Ketiga, Sri Sultan dianggap sebagai salah seorang penggerak reformasi untuk mendorong transisi Indonesia menuju masyarakat demokratis. Onghokham dalam artikel berjudul ”Renungan Sejarah atas Penobatan Hamengku Buwono X”telah membuat prediksi kemungkinan Sri Sultan berkiprah di tingkat nasional, mengikuti jejak ayahanda beliau. Ong menyimpulkan, ”…karena peranan beliau yang besar, dalam ikut mengatasi krisis PRRI/Permesta dan krisis lainnya, Sri Sultan HB IX telah diterima sebagai tokoh nasional dan akhirnya terpilih sebagai Wakil Presiden Republik Indonesia.

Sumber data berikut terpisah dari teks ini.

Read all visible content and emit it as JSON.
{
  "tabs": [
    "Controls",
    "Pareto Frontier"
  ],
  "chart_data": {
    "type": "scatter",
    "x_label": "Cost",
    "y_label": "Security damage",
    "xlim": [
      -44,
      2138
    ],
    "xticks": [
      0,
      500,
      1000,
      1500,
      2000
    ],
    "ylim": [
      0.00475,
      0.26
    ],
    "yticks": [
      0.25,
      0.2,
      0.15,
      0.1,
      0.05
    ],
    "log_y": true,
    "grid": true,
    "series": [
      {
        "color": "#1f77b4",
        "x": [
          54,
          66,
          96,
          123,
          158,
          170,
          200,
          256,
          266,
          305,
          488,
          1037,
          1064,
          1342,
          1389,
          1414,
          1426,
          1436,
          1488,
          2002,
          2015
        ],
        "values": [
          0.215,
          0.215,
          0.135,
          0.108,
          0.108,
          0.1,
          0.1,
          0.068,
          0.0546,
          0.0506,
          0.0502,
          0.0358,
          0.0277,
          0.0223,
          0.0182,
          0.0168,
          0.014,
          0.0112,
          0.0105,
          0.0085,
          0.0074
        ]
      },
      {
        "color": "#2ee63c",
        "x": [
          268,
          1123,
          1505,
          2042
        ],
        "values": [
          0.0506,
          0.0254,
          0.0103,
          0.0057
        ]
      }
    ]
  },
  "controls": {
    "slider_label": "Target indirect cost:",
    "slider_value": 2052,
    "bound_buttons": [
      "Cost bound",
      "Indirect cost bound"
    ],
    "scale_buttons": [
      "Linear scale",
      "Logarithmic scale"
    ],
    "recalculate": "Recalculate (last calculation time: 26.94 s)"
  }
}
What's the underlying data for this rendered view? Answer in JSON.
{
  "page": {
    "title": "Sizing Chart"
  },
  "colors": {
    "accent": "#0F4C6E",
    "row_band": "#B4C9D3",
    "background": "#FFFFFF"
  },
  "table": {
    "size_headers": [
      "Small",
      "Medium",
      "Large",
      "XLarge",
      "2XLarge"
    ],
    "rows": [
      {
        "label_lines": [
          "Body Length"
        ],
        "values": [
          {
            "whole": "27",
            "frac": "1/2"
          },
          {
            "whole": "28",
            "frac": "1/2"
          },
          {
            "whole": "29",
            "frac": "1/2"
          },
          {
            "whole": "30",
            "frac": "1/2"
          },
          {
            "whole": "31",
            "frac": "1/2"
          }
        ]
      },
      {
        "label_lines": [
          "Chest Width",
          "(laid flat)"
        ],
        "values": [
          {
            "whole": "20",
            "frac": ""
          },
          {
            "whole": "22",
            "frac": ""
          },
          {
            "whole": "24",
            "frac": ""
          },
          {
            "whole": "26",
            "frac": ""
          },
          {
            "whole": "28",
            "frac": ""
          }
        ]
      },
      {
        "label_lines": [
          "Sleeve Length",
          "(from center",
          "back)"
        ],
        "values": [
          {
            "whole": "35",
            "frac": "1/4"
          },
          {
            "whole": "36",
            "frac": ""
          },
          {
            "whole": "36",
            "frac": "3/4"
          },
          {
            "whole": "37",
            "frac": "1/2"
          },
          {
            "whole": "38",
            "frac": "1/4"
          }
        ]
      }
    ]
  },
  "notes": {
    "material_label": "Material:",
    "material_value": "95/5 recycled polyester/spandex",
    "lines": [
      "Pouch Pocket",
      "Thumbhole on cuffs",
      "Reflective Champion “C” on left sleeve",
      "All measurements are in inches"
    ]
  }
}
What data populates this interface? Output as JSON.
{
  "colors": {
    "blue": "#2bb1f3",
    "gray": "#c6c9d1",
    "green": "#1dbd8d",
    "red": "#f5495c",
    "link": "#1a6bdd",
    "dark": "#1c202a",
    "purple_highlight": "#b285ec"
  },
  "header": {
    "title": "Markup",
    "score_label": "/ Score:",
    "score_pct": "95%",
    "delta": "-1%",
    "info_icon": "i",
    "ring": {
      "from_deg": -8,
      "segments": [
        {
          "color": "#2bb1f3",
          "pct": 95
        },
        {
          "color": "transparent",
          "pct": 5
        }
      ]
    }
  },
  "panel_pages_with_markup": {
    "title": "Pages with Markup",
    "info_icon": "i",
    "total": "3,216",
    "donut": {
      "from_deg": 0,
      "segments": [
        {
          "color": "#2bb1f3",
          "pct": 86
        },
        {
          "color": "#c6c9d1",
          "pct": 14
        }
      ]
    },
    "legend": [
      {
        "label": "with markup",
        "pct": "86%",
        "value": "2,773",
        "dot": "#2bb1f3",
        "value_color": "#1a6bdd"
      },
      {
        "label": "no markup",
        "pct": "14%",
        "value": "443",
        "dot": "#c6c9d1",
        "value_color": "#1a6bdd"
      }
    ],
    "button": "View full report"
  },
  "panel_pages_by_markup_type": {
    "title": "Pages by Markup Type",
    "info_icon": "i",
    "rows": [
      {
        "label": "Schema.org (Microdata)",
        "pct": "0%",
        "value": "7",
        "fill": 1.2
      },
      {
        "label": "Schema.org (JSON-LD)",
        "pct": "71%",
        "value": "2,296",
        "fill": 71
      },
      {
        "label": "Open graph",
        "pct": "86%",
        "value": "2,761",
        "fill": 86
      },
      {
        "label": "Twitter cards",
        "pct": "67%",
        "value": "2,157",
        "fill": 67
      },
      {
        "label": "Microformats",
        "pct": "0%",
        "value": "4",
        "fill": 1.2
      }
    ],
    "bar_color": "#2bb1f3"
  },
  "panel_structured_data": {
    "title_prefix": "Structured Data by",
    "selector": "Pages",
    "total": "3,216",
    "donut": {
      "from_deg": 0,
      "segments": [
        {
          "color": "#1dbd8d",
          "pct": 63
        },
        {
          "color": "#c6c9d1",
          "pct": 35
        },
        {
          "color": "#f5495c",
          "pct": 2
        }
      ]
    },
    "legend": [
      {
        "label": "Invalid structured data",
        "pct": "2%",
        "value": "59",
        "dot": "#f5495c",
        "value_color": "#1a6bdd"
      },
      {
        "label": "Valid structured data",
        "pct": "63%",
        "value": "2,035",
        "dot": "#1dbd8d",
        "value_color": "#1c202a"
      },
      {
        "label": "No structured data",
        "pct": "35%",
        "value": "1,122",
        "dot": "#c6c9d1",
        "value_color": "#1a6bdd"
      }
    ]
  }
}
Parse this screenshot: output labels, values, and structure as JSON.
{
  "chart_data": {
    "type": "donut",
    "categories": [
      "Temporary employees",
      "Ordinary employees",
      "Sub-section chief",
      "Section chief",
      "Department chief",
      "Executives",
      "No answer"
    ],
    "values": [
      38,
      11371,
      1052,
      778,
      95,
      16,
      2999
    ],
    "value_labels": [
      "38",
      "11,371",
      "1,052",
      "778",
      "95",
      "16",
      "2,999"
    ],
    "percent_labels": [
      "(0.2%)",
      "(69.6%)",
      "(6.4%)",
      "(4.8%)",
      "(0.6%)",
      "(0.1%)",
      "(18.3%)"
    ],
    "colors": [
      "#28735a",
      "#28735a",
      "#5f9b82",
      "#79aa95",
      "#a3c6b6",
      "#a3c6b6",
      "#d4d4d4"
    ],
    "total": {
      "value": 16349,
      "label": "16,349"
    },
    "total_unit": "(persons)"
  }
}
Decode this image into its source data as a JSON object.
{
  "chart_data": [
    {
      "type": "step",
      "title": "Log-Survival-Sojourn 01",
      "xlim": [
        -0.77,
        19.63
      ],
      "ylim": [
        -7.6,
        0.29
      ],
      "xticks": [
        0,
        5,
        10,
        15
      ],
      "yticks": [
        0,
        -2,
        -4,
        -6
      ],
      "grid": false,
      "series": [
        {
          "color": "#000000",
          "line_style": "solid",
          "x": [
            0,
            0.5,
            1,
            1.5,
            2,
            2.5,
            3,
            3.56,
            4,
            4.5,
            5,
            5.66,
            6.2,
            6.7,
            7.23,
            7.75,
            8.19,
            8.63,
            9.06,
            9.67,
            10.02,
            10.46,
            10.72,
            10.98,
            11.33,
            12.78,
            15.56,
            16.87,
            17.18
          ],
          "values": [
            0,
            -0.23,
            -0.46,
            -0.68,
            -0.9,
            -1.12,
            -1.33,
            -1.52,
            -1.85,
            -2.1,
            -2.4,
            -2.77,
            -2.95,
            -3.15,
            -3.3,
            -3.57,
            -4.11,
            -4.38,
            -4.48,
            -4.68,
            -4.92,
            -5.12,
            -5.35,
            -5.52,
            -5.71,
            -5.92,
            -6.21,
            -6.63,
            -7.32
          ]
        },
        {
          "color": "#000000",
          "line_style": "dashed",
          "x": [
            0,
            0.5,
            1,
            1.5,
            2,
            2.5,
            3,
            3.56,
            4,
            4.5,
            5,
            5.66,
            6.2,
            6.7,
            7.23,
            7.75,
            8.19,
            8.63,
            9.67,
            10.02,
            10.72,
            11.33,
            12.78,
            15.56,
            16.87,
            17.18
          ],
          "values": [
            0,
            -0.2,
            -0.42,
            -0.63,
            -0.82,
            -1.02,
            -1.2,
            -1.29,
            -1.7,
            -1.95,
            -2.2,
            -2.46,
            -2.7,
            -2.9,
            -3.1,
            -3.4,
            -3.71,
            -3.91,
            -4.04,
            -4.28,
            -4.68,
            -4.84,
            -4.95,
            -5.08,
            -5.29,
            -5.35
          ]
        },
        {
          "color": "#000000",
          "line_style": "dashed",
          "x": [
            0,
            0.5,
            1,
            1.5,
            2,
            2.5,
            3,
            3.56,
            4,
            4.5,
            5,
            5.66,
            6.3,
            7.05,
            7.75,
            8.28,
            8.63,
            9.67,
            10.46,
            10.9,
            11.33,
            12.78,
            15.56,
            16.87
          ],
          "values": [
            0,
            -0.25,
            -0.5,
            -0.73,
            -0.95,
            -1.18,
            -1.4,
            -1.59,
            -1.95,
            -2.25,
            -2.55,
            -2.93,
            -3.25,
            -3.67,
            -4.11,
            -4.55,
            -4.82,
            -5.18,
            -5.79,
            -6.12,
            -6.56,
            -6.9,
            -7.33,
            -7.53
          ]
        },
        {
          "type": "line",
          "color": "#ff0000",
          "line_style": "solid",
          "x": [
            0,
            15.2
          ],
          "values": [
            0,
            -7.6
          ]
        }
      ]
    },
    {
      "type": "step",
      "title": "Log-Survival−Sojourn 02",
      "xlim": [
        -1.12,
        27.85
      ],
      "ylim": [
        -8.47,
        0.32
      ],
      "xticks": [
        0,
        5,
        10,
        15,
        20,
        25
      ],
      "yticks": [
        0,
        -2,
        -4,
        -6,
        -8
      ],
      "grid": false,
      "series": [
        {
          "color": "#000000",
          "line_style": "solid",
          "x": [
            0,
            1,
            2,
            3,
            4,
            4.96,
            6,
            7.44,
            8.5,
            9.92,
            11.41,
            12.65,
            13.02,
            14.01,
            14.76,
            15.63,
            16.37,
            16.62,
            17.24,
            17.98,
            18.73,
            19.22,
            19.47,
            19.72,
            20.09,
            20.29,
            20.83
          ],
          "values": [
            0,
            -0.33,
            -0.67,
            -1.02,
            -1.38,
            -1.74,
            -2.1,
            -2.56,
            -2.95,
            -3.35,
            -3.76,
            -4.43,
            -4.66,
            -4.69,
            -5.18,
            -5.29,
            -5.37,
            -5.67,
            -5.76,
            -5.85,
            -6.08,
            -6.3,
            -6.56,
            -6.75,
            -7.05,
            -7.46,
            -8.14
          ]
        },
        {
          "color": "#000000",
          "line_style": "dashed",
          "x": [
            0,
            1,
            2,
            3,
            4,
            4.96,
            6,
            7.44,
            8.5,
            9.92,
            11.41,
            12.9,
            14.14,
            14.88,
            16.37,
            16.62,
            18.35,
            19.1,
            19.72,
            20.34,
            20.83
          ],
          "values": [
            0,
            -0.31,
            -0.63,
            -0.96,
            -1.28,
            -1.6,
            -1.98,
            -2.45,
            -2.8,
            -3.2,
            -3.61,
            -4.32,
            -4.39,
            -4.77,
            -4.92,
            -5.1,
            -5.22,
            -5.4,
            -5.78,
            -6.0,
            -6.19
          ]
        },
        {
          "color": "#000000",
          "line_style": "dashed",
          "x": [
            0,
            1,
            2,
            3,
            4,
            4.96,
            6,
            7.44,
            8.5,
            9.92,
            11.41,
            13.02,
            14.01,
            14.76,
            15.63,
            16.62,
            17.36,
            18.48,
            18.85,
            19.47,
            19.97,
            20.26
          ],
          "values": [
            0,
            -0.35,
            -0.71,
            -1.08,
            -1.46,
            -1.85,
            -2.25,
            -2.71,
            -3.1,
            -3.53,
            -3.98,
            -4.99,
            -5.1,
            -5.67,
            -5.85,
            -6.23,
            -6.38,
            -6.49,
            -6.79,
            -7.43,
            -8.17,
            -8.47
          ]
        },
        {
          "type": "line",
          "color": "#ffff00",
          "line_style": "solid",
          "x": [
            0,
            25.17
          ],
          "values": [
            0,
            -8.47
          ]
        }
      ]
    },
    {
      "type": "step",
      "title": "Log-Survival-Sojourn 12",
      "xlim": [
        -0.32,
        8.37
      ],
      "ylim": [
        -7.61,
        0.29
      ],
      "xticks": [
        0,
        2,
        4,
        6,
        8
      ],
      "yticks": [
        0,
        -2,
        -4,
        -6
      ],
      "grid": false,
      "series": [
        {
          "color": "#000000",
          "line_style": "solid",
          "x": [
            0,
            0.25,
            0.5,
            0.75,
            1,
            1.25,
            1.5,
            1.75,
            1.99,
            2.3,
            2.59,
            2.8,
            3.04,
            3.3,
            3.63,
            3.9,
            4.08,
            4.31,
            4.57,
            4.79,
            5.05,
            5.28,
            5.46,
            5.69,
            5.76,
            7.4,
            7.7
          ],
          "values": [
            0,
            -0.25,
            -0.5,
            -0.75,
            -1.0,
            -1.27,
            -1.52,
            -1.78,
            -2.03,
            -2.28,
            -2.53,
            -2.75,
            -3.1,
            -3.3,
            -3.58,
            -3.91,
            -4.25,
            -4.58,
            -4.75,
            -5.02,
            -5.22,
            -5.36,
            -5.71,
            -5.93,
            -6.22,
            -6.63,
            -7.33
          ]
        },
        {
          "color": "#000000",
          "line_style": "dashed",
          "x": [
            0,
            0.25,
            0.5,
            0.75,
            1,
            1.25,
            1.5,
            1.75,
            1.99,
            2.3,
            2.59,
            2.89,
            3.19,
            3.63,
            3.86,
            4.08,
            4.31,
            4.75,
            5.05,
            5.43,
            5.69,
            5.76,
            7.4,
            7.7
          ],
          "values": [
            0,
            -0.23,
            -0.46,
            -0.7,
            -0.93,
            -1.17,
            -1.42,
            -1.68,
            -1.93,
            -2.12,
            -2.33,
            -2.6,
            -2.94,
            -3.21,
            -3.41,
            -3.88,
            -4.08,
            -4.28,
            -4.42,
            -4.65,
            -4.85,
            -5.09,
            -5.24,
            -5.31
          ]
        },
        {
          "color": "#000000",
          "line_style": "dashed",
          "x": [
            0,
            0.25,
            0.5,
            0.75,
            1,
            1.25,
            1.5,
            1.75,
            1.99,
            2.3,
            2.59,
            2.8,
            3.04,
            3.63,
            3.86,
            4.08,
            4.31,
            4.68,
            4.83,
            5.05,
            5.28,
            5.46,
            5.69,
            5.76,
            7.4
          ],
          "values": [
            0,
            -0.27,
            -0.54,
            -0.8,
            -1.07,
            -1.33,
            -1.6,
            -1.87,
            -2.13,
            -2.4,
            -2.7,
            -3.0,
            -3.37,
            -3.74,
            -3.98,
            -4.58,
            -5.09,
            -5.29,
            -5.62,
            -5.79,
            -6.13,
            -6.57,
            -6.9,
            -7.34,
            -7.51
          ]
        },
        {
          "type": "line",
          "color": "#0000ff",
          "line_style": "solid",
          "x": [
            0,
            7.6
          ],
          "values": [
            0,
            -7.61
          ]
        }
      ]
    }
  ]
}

Putra beliau Sultan HB X juga aktif dalam arena politik daerah dan suatu saat dapat terpilih sebagai Gubernur DIY seperti ayahanda beliau. Bila terjadi krisis politik di negara ini di kemudian hari, Sultan HB X mungkin akan diperlukan sebagai tokoh pemersatu dan stabilisator bangsanya….
” Memperhatikan krisis ekonomi, politik, dan sosial yang berkembang selama pemerintahan reformasi di Tanah Air belum menunjukkan tanda-tanda akan menyusut dan melihat belum ada tindakan pemerintah yang mampu mengatasi multikrisis tersebut, banyak orang sekarang menanti dengan harap-harap cemas kebenaran prediksi Onghokham.
Dukungan empiris terhadap ”keampuhan” prediksi tersebut mulai bermunculan, antara lain lewat survei Indo Barometer pimpinan Mohammad Qodari. Survei mengungkapkan pasangan Susilo Bambang Yudoyono dan Sultan HB X berpeluang besar memenangi Pemilihan Presiden (Pilpres) 2009 dibandingkan dengan pasangan lain karena dipilih oleh 42,2% responden.
Pilpres tinggal sekitar 18–20 bulan lagi dan apakah dalam waktu satu setengah tahun prediksi Onghokham akan terjadi? Wallahualam, dan tulisan ini tidak dimaksudkan untuk menjawab pertanyaan tersebut. Di antara sekian banyak tokoh penggerak reformasi yang saya hormati, Sri Sultan HB X adalah yang paling saya hormati. Saya pun semakin mengenal perjalanan hidupnya,baik melalui karya tulis, pidato-pidato, sepak terjang di pentas daerah dan nasional maupun dalam berbagai pembicaraan tete a tete yang kadang-kadang berlangsung sampai tengah malam; dan tertanam kesan yang mendalam di lubuk hati saya terhadap tokoh yang dikagumi masyarakat Yogyakarta ini.
Tulisan singkat ini merupakan kesan saya terhadap Sri Sultan HB X sebagai pemimpin, pemikir, dan nasionalis yang belum larut dalam dekadensi peradaban yang sedang melanda bangsa Indonesia saat ini karena beliau selalu tersentuh melihat dan merasakan kemiskinan, kemelaratan, dan kepapaan yang diderita oleh sebagian rakyatnya. Tokoh idola masyarakat Yogyakarta ini adalah seorang tokoh pemimpin bersahaja, selalu akrab,tetap dekat dengan rakyatnya,yang berbicara selalu dengan tutur kata yang sopan menunjukkan ketinggian budi.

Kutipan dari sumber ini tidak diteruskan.